The husband of brain-damaged Florida woman Terri Schiavo has ordered an autopsy after she dies to counter allegations his plans to cremate her body is aimed at hiding something, his lawyer said.
As supporters of Ms Schiavo's parents took their fight to prolong her life to Washington 10 days after her feeding was stopped, Mr Michael Schiavo's lawyer, said her pulse had become "thready" and she had not passed urine for a while - a possible sign of approaching death.
He said Mr Schiavo, who has been pitted against the parents in a seven-year legal conflict over whether to allow Mrs Schiavo to die, requested an official autopsy to show the "massive" extent of the brain damage she suffered in 1990.
"We didn't think it was appropriate to talk about an autopsy prior to Mrs Schiavo's death," he said.
"But because claims have been made by, I guess, opponents of carrying out her wishes that there was some motive behind the cremation of Mrs Schiavo we felt it was necessary to make that announcement today."
Disagreement over the planned cremation rather than the full burial demanded by Mrs Schiavo's Roman Catholic parents has been a subplot to the long legal battle.
The fate of the woman, who has been in a persistent vegetative state since suffering cardiac arrest, has become a cause for Christian conservatives and drawn in Congress, President George W. Bush and his brother, Florida Governor Jeb Bush.

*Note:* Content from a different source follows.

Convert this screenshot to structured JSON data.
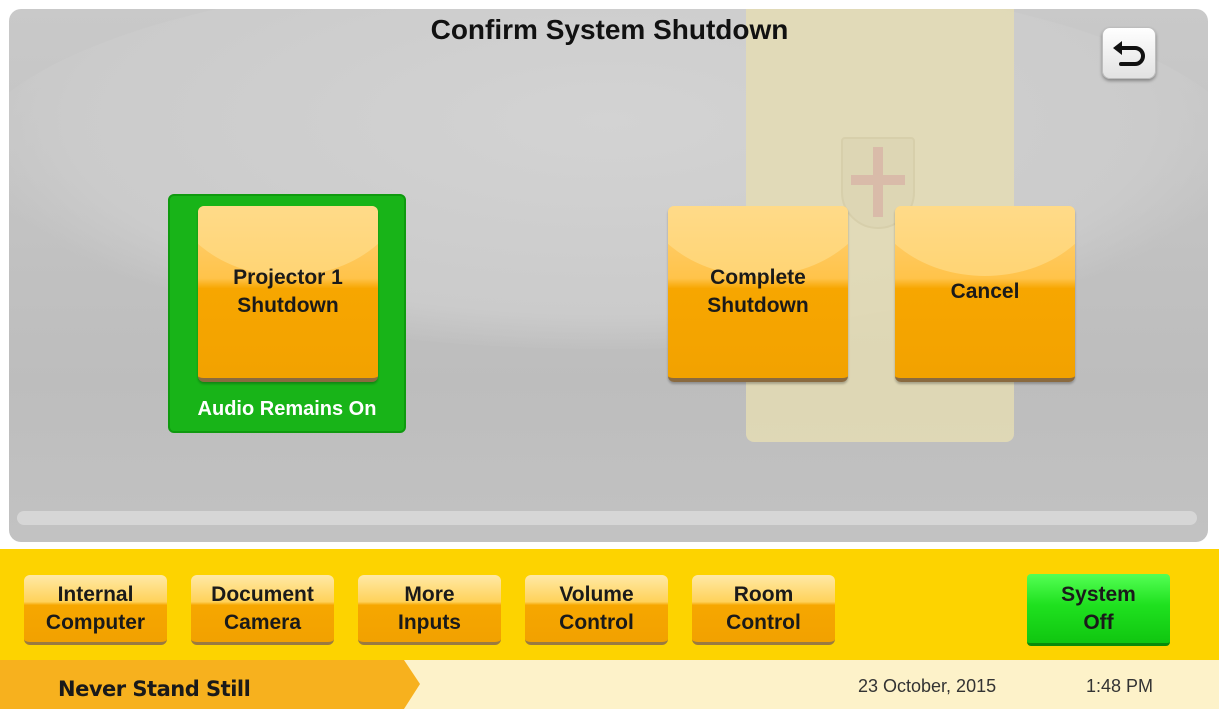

State courts have accepted testimony from Mr Schiavo and others that she did not want to be kept alive artificially, but her parents, Bob and Mary Schindler, disagree, and maintain she tries to communicate with them.
Pressured by the Christian right, Congress passed a special law that allowed the Schindlers to take their case to federal court, and President Bush cut short a vacation to sign it.
The effort proved in vain as court after court - all the way to the US Supreme Court - rejected a flurry of petitions since the feeding tube was disconnected on March 18th.